I think these are some of the most beautiful words in Scripture. God’s people have continually turned away from the Lord (Hosea 11:7), and yet His heart moves toward them in compassion. Hosea tells us that Yahweh leads His people with cords of kindness:

Yet it was I who taught Ephraim to walk; I took them up by their arms, but they did not know that I healed them. I led them with cords of kindness, with the bands of love, and I became to them as one who eases the yoke on their jaws, and I bent down to them and fed them. Hosea 11:3-4

Puritan Walter Marshall said, “God does not drive you along with whips and terrors, or by the rod of the schoolmaster, the law. Rather, he leads you and draws you to walk in his ways by pleasant attractions (Hosea 11:3-4). The love of Christ…is the greatest and most pleasant attraction to encourage you to godly living (2 Cor. 5:15; Rom. 12:1).” (The Gospel Mystery of Sanctification, p. 236)

And that is exactly what is happening here. Yahweh is revealing His heart for His rebellious children so as to allure them to love Him. His heart “recoils” within in Him when His people walk away from Him. This Hebrew word (hapak) is the same word that was used to describe Yahweh “overthrowing” Sodom and Gomorrah. Interestingly, Hosea mentions 2 suburbs of Sodom and Gomorrah here: Admah and Zeboiim. I assume he does this to startle God’s people. Perhaps they thought, “Admah and Zeboiim. Where’s that again? Oh, yeah. They were suburbs of Sodom and Gomorrah, which Yahweh overthrew.” 

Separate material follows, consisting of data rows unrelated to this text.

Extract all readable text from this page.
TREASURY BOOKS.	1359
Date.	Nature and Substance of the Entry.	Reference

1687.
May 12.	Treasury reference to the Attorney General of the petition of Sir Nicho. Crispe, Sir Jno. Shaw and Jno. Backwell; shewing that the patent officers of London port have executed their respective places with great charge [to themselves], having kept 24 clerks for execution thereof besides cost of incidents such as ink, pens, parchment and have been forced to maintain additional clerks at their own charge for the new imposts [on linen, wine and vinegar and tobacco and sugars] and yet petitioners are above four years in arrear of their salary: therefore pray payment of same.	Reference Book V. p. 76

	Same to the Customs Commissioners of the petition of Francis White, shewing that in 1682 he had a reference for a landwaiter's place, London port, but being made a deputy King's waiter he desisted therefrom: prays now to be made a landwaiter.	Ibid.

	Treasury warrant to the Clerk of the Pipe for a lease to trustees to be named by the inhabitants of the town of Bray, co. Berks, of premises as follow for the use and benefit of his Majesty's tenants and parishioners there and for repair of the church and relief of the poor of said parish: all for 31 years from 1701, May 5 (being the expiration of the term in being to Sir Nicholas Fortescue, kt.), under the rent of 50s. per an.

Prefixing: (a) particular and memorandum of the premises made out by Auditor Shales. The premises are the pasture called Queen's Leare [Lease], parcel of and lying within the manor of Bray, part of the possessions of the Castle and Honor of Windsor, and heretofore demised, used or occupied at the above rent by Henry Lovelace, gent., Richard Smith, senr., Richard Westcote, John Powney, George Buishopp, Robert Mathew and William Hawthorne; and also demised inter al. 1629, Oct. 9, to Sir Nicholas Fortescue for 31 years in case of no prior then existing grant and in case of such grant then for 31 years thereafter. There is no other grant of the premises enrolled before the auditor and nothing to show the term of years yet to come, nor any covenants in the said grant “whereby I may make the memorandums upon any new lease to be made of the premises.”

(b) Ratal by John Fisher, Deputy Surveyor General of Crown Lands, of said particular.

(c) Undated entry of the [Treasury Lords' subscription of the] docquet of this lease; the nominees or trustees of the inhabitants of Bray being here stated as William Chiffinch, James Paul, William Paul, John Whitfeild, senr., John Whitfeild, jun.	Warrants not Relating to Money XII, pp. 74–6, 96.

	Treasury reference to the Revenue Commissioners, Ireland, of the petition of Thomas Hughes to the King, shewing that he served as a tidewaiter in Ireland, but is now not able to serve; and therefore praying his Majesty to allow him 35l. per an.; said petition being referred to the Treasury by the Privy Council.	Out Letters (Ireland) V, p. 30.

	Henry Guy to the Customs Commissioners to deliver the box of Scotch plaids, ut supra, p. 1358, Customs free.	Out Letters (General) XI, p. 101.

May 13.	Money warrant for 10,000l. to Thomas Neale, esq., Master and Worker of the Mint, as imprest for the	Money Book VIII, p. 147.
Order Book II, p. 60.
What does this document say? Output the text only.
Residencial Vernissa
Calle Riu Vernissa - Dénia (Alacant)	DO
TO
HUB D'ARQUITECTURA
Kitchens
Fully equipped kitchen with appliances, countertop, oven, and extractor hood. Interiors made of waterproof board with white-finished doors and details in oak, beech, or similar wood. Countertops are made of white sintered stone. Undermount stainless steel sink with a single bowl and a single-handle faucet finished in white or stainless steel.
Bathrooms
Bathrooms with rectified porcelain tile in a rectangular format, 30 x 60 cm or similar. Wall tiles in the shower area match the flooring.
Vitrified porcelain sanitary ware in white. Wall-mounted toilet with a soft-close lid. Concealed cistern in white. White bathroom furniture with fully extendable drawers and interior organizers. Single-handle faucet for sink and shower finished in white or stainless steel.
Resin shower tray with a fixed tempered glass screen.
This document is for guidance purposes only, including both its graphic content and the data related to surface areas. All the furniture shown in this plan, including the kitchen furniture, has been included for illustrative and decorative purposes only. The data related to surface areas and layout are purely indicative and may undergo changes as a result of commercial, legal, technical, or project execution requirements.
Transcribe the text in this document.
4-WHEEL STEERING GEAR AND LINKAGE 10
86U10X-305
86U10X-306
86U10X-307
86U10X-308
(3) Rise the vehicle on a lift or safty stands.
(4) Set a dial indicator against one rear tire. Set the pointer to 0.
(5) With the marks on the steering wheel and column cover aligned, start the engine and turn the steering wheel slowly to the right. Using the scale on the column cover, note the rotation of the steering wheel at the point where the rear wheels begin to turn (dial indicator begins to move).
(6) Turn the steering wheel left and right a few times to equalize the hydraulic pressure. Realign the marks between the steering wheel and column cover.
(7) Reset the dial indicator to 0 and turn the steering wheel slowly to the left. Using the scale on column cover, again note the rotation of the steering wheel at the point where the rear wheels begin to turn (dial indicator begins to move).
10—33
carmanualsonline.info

When we run away from Jesus, His heart is overthrown with compassion and He moves out in tenderness toward us. Yes, He disciplines us (Hebrews 12:5-11), but His knee-jerk reaction is one of kindness. After all, what leads us to repentance? The law? The whips, terrors, and threats of the law? No! His kindness leads us to repentance (Romans 2:4).

And we see His kindness here in Hosea 11 because when we run away after other lovers, Yahweh’s compassion grows warm and tender. The Hebrew word for “warm” (kamar) is used of an oven heating up (Lamentation 5:10) and also when Joseph saw his brother Benjamin for the first time after all those years (Genesis 43:30). God’s anger does not flare up when we sin, rather His compassion does! His heart heats up like an oven, not with anger, but with compassion! This is why grace is amazing.

And that amazing grace should make you want to live for Him and His glory. That’s what His kindness is designed to do. As Charles Spurgeon said-

“While I regarded God as a tyrant I thought my sin a trifle; but when I knew Him to be my Father, then I mourned that I could ever have kicked against Him. When I thought God was hard, I found it easy to sin; but when I found God so kind, so good, so overflowing with compassion, I smote upon my breast to think that I could ever have rebelled against One who loved me so, and sought my good.”

May the warm and tender heart of Jesus warm your heart for Him today.